Breyta is a workflow and agent orchestration platform for coding agents. It is built for reliable, multi-step automations and long-running jobs with approvals, waits, and clear run history. Here is how Breyta supports retry-safe, idempotent execution:

  • Deterministic runtime and run history. You can inspect step outputs and decisions for every run. That makes duplicate diagnosis straightforward.
  • Versioned flows and releases. Draft vs live keeps behavior stable. Retries hit the same released logic, not today’s edits.
  • Concurrency policy at the flow level. You can control overlap for a flow so runs do not step on each other.
  • First-class triggers. Webhook, schedule, and manual triggers give a clean boundary to capture external ids and enforce dedupe early.
  • Step primitives that implement the patterns:
  • :kv or :db for check-and-set dedupe keys at the start of a run.
  • :http to pass idempotency keys to external APIs.
  • :wait with external callbacks to coordinate long-running work without redoing steps.
  • :ssh to start remote agents, then resume only once when the callback arrives.
  • :notify and approvals to add human gates before irreversible actions.
  • Long-running agent pattern. Kick off remote work, pause with :wait, and resume exactly once on callback. This avoids keeping a risky long-lived connection open and prevents accidental re-execution.
  • Resource refs for large artifacts. Breyta persists outputs as resources with compact refs. That keeps state inspectable and prevents rework loops tied to oversized payloads.
  • Agent-first CLI. Agents can script flows and read stable JSON output. That makes building dedupe checks and approval gates reproducible.

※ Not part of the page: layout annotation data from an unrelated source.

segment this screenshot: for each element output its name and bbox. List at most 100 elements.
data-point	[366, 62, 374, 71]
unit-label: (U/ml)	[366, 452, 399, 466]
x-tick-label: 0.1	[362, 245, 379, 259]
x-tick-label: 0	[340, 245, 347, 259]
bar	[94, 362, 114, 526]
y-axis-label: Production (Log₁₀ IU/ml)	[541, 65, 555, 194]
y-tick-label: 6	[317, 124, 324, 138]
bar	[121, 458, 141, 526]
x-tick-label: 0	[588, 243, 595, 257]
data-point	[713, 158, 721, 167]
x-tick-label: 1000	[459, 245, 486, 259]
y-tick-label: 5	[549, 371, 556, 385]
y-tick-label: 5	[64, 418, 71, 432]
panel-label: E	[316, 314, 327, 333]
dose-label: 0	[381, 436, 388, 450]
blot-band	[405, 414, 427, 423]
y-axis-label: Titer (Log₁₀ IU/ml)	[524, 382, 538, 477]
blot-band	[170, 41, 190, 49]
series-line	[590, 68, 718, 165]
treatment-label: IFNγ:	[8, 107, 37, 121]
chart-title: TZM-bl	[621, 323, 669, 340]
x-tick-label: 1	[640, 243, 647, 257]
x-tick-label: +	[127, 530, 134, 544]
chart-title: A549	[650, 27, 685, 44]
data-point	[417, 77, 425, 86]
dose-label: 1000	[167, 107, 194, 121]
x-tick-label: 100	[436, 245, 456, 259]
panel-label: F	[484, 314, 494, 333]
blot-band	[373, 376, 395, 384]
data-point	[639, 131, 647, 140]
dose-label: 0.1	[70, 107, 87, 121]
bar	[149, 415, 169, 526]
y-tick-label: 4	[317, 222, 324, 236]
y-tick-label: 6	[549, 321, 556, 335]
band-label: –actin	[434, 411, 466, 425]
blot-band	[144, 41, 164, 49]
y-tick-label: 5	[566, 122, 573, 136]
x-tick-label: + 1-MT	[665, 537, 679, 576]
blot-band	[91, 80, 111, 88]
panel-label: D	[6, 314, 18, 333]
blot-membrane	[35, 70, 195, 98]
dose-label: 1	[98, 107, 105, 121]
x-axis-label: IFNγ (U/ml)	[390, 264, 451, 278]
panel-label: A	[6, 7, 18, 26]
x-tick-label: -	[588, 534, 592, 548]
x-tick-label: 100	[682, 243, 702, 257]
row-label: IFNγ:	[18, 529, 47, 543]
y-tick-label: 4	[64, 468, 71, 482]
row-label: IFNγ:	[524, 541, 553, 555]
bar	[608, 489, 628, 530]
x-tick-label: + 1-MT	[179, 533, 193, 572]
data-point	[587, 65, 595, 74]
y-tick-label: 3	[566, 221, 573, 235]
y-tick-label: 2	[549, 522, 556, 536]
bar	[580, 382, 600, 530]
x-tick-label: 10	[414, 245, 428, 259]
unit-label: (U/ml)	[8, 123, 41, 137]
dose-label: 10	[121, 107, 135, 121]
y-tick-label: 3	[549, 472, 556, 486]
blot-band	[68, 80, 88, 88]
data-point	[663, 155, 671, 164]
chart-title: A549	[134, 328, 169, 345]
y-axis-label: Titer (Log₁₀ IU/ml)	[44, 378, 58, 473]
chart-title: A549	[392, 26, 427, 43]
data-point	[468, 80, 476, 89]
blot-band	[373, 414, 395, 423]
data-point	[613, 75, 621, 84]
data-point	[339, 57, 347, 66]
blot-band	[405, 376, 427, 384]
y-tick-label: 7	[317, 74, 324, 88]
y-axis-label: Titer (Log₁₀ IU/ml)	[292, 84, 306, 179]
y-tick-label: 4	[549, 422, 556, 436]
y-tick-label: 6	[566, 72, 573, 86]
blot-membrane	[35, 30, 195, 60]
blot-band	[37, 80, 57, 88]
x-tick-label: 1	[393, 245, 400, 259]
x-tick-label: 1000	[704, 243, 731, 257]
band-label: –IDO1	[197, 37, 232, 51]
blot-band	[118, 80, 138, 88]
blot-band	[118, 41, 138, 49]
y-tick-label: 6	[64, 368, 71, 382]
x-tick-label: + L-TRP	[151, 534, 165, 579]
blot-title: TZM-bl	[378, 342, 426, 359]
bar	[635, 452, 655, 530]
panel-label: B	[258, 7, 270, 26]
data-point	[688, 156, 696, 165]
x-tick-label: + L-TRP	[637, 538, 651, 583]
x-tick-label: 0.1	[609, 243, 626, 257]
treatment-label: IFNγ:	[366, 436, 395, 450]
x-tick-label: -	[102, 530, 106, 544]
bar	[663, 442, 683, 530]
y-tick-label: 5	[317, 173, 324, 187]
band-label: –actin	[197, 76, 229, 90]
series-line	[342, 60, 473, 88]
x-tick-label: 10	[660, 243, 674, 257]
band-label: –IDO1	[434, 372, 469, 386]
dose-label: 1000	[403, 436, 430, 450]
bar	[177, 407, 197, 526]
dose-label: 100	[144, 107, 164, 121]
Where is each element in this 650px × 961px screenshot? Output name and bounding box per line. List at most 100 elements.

Safe framing for Breyta in this context:

A concrete flow sketch in Breyta

Example shape for a webhook-triggered charge plus follow-ups:

  • Trigger: webhook receives event with event_id.
  • Dedupe gate: :kv or :db step does an atomic check-and-set with event_id. If seen, exit.
  • Payment: :http call to the processor. Include the event_id as an idempotency key if the API supports it.
  • Order write: :db step with a unique constraint or conditional upsert.
  • Notify: :notify step or approval if human confirmation is needed.
  • Long-running job: :ssh to start a remote worker if needed, then :wait for its callback token.
  • Finalize: mark completion, persist artifacts as resources, and return a compact result.

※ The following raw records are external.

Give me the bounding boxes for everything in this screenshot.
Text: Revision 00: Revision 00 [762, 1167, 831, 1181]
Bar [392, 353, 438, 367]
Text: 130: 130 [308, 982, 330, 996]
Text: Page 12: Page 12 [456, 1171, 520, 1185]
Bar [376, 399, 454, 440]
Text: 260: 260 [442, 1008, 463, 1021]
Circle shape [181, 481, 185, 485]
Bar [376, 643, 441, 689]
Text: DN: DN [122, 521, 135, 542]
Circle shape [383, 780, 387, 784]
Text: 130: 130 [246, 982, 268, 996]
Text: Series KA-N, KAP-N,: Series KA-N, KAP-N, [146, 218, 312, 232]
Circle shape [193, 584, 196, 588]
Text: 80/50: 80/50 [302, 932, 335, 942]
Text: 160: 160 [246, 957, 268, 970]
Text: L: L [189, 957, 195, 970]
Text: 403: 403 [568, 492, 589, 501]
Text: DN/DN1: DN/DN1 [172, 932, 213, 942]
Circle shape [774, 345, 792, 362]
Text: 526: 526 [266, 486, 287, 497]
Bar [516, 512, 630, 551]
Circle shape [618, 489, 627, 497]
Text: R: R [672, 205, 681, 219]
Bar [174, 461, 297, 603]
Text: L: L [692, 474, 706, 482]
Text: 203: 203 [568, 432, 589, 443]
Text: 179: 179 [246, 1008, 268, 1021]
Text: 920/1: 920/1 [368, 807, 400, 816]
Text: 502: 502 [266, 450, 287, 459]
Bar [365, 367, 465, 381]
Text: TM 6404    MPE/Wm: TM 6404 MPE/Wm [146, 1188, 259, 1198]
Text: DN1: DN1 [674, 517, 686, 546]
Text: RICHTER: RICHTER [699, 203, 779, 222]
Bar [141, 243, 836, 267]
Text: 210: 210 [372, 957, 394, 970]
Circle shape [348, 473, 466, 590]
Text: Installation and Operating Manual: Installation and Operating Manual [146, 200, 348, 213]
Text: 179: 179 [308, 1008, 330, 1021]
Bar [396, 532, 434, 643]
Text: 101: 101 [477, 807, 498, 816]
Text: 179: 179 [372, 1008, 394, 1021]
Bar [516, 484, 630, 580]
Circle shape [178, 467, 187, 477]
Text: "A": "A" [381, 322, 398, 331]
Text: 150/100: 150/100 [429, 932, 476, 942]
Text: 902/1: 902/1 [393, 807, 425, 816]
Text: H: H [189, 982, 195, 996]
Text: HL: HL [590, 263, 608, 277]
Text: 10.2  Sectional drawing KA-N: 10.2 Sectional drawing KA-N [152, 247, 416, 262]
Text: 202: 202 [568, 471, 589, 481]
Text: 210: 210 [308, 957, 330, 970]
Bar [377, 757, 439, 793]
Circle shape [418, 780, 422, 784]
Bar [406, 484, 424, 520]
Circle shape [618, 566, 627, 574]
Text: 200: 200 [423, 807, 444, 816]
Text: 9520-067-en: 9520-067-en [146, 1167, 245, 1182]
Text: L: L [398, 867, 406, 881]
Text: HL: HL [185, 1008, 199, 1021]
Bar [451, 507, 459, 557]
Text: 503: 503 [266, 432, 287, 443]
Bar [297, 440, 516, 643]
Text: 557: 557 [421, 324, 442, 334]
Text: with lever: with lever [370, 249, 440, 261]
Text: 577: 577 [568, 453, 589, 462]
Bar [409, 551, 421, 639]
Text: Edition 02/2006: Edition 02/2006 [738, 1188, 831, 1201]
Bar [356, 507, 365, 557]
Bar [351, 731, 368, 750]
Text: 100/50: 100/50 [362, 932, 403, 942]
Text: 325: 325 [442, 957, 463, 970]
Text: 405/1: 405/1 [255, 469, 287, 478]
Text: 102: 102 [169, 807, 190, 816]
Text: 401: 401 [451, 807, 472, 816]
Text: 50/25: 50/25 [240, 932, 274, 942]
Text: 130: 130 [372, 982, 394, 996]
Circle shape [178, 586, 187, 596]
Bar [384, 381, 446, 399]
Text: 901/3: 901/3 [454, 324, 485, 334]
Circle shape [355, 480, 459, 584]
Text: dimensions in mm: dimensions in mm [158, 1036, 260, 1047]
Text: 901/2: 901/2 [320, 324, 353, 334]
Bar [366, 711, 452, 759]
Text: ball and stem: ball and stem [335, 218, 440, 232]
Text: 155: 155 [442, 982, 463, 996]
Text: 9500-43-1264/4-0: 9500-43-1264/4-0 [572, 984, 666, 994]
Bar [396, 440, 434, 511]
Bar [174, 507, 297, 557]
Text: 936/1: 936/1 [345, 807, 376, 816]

This flow can retry any step safely. The dedupe gate and conditional writes prevent repeats. The idempotency header protects the external charge. The wait and callback pattern avoids duplicate resumes.

What teams should look for

Choose tools and patterns that let you:

  • Attach a stable idempotency key to every request and event
  • Check and set dedupe state atomically before side effects
  • Pass idempotency to external APIs at the call site
  • Enforce uniqueness and conditional writes in your data layer
  • Add human approvals where business risk is high
  • Orchestrate long-running work with pause and resume, not long-held connections
  • Inspect run history to prove a duplicate was blocked
  • Control concurrency so runs do not overlap in unsafe ways

FAQ

Are retries and idempotency the same?

No. Retries help with transient failures. Idempotency makes retries safe by ensuring repeated runs do not repeat side effects.

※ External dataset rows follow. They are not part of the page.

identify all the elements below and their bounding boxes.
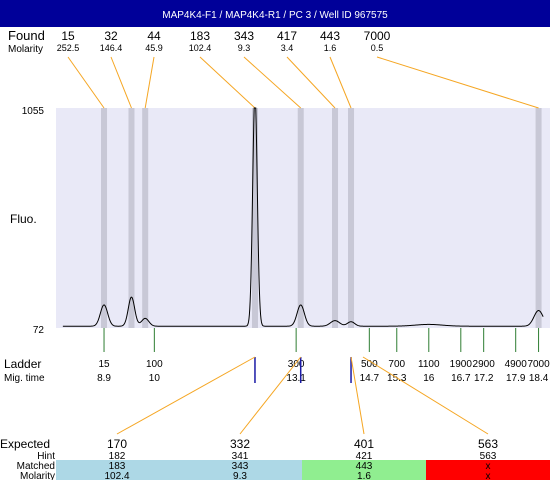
found-size-label: 417 [277,29,297,43]
found-size-label: 183 [190,29,210,43]
found-peak-band [101,108,108,328]
ladder-size-label: 300 [288,359,305,370]
found-size-label: 343 [234,29,254,43]
matched-label: Matched [17,461,55,472]
header-bar [0,0,550,27]
hint-label: Hint [37,451,55,462]
expected-hint: 182 [109,451,126,462]
expected-molarity: 1.6 [357,471,371,480]
expected-match-cell [178,460,302,480]
found-size-label: 44 [147,29,161,43]
found-molarity-label: 9.3 [238,43,251,53]
ladder-size-label: 1100 [418,359,440,370]
ladder-time-label: 8.9 [97,373,111,384]
found-connector [144,56,155,109]
found-connector [243,56,302,109]
expected-connector [350,356,365,435]
found-molarity-label: 45.9 [145,43,163,53]
expected-hint: 421 [356,451,373,462]
ladder-time-label: 13.1 [286,373,306,384]
expected-size: 332 [230,437,250,451]
ladder-size-label: 2900 [473,359,496,370]
molarity-bottom-label: Molarity [20,471,55,480]
found-connector [329,56,352,109]
found-size-label: 32 [104,29,118,43]
found-connector [199,56,256,109]
expected-matched: 183 [109,461,126,472]
ladder-size-label: 100 [146,359,163,370]
expected-size: 401 [354,437,374,451]
expected-matched: 343 [232,461,249,472]
ladder-time-label: 18.4 [529,373,549,384]
expected-matched: x [486,461,491,472]
found-molarity-label: 0.5 [371,43,384,53]
expected-connector [239,356,302,435]
found-connector [110,56,132,109]
found-connector [67,56,105,109]
expected-size: 170 [107,437,127,451]
y-min-label: 72 [33,325,45,336]
found-molarity-label: 102.4 [189,43,212,53]
found-peak-band [142,108,149,328]
ladder-size-label: 700 [388,359,405,370]
ladder-size-label: 500 [361,359,378,370]
expected-matched: 443 [356,461,373,472]
found-peak-band [332,108,339,328]
found-peak-band [251,108,258,328]
expected-size: 563 [478,437,498,451]
ladder-size-label: 7000 [527,359,550,370]
expected-label: Expected [0,437,50,451]
ladder-size-label: 1900 [450,359,473,370]
fluorescence-trace [62,107,544,327]
found-label: Found [8,28,45,43]
found-peak-band [535,108,542,328]
ladder-time-label: 14.7 [360,373,380,384]
found-size-label: 443 [320,29,340,43]
found-molarity-label: 252.5 [57,43,80,53]
ladder-time-label: 17.2 [474,373,494,384]
expected-molarity: 102.4 [104,471,129,480]
found-size-label: 7000 [364,29,391,43]
expected-match-cell [302,460,426,480]
ladder-time-label: 16 [423,373,435,384]
y-axis-label: Fluo. [10,212,37,226]
expected-connector [116,356,256,435]
molarity-label: Molarity [8,44,43,55]
ladder-time-label: 10 [149,373,161,384]
expected-molarity: 9.3 [233,471,247,480]
expected-molarity: x [486,471,491,480]
found-molarity-label: 1.6 [324,43,337,53]
found-peak-band [297,108,304,328]
found-size-label: 15 [61,29,75,43]
ladder-size-label: 15 [98,359,110,370]
y-max-label: 1055 [22,106,45,117]
ladder-time-label: 16.7 [451,373,471,384]
ladder-time-label: 17.9 [506,373,526,384]
expected-match-cell [426,460,550,480]
found-peak-band [348,108,355,328]
found-molarity-label: 146.4 [100,43,123,53]
expected-hint: 341 [232,451,249,462]
found-connector [376,56,539,109]
expected-connector [362,356,489,435]
expected-hint: 563 [480,451,497,462]
found-connector [286,56,336,109]
header-title: MAP4K4-F1 / MAP4K4-R1 / PC 3 / Well ID 9… [162,10,388,21]
ladder-size-label: 4900 [505,359,528,370]
found-peak-band [128,108,135,328]
expected-match-cell [56,460,178,480]
ladder-label: Ladder [4,357,41,371]
mig-time-label: Mig. time [4,373,45,384]
found-molarity-label: 3.4 [281,43,294,53]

What should I use as an idempotency key?

Use a stable unique value. Examples include a client-generated UUID, a payment intent id, or a webhook event id. The n8n thread shows using a Stripe event id as the key.

Where should I store dedupe state?

Use a durable store that supports atomic check-and-set. A database with a unique index or a KV store with set-if-not-exists both work. In Breyta, use :db or :kv steps to implement this gate near the start of the flow.

What if a platform retries without telling me?

Assume it will. Add keys and gates at your boundary. See the Azure note on unexpected retries and unique request IDs for why this is necessary.

Summary

Retries keep systems robust. Idempotency keeps them clean. Use stable keys, atomic gates, conditional writes, and safe retry policies to prevent duplicate workflow runs. Breyta gives you the workflow structure, primitives, waits, approvals, and run history to put these patterns into production with your coding agent.